Key message: We identified sequence motifs, which enhance or reduce the ability of the Arabidopsis phage-type RNA polymerases RPOTm (mitochondrial RNAP), RPOTp (plastidial RNAP), and RPOTmp (active in both organelles) to recognize their promoters in vitro with help of a ‘specificity loop’. The importance of this data for the evolution and function of the organellar RNA polymerases is discussed. Abstract: The single-subunit RNA polymerase (RNAP) of bacteriophage T7 is able to perform all steps of transcription without additional transcription factors. Dicotyledonous plants possess three phage-type RNAPs, RPOTm—the mitochondrial RNAP, RPOTp—the plastidial RNAP, and RPOTmp—an RNAP active in both organelles. RPOTm and RPOTp, like the T7 polymerase, are able to recognize promoters, while RPOTmp displays no significant promoter specificity in vitro. To find out which promoter motifs are crucial for recognition by the polymerases we performed in vitro transcription assays with recombinant Arabidopsis RPOTm and RPOTp enzymes. By comparing different truncated and mutagenized promoter constructs, we observed the same minimal promoter sequence supposed to be needed in vivo for transcription initiation.
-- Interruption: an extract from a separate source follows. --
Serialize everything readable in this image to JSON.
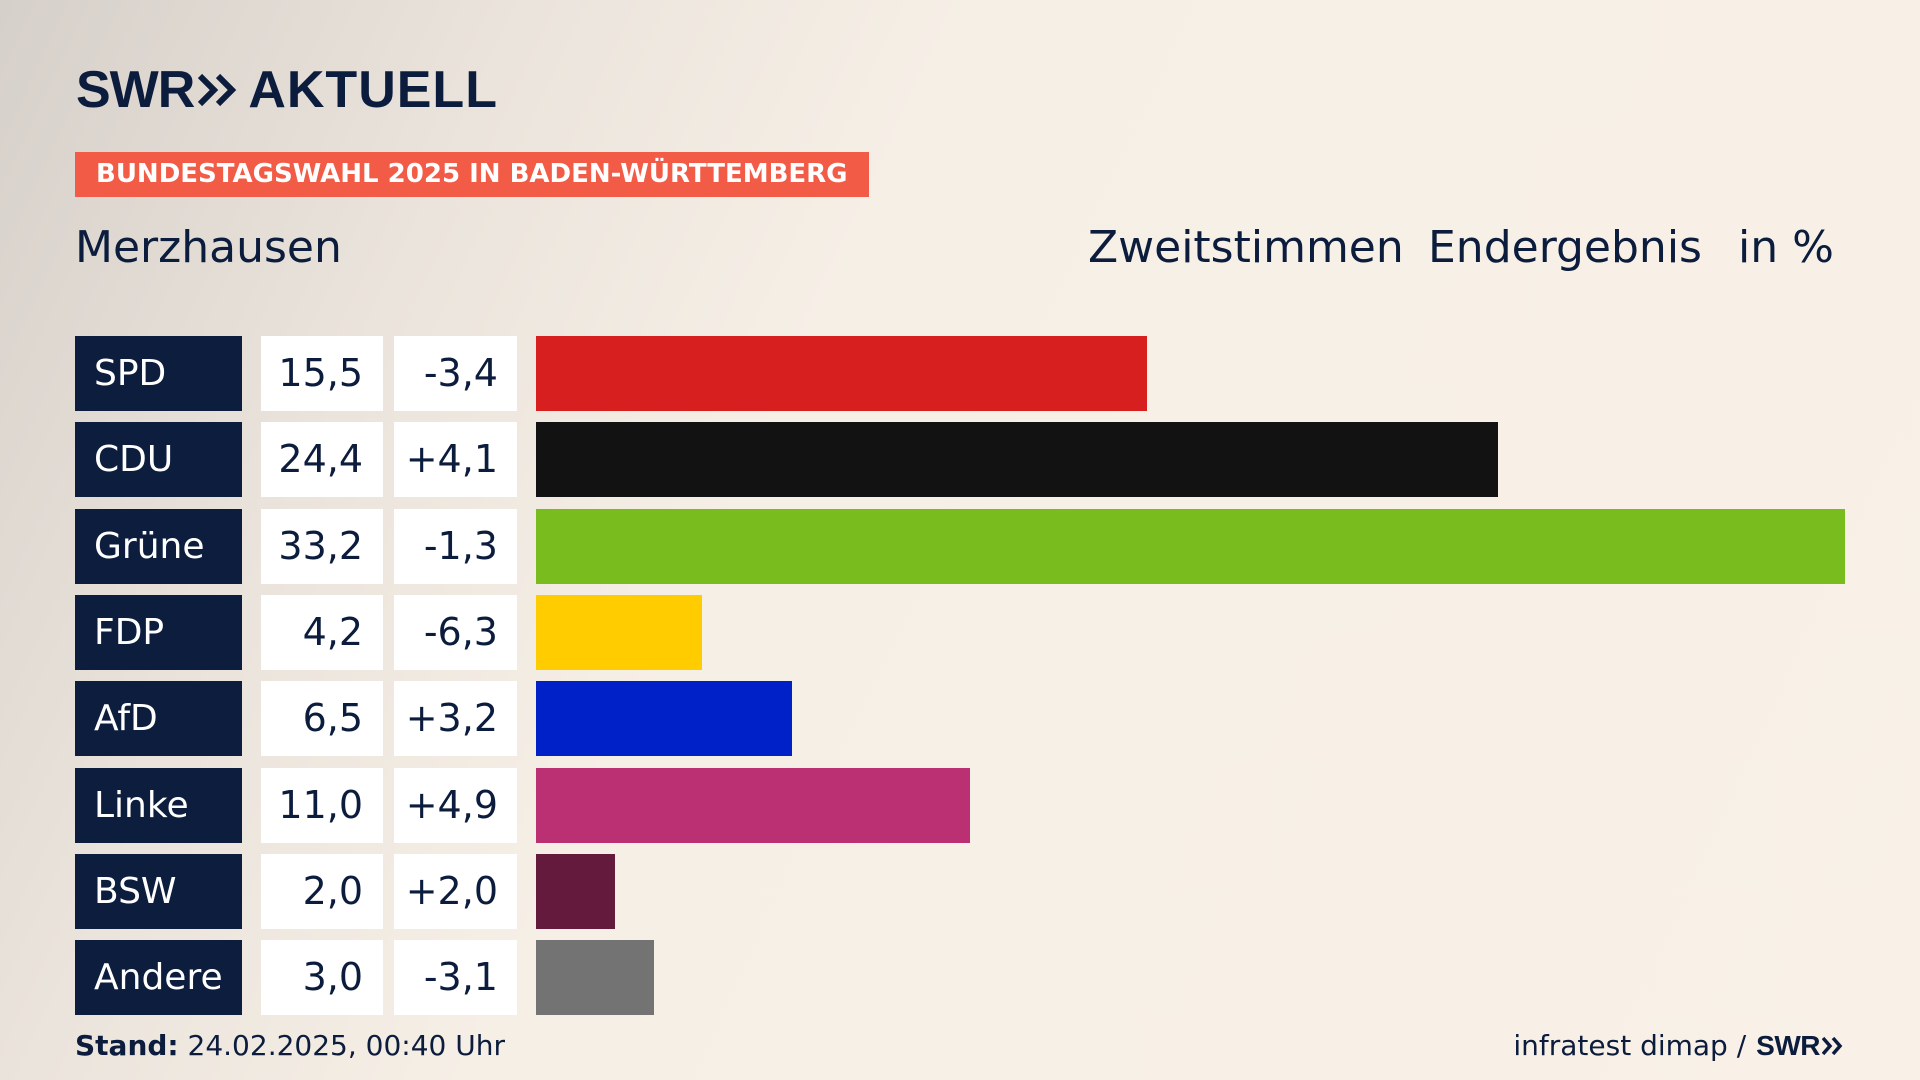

Moreover, we identified elements of core and flanking sequences, which are of critical importance for promoter recognition and activity in vitro. We further intended to reveal why RPOTmp does not efficiently recognize promoters in vitro and if promoter recognition is based on a structurally defined specificity loop of the plant enzymes as described for the yeast and T7 RNAPs. Interestingly, the exchange of only three amino acids within the putative specificity loop of RPOTmp enabled the enzyme for specific promoter transcription in vitro. Thus, also in plant phage-type RNAPs the specificity loop is engaged in promoter recognition. The results are discussed with respect to their relevance for transcription in organello and to the evolution of RPOT enzymes including the divergence of their functions.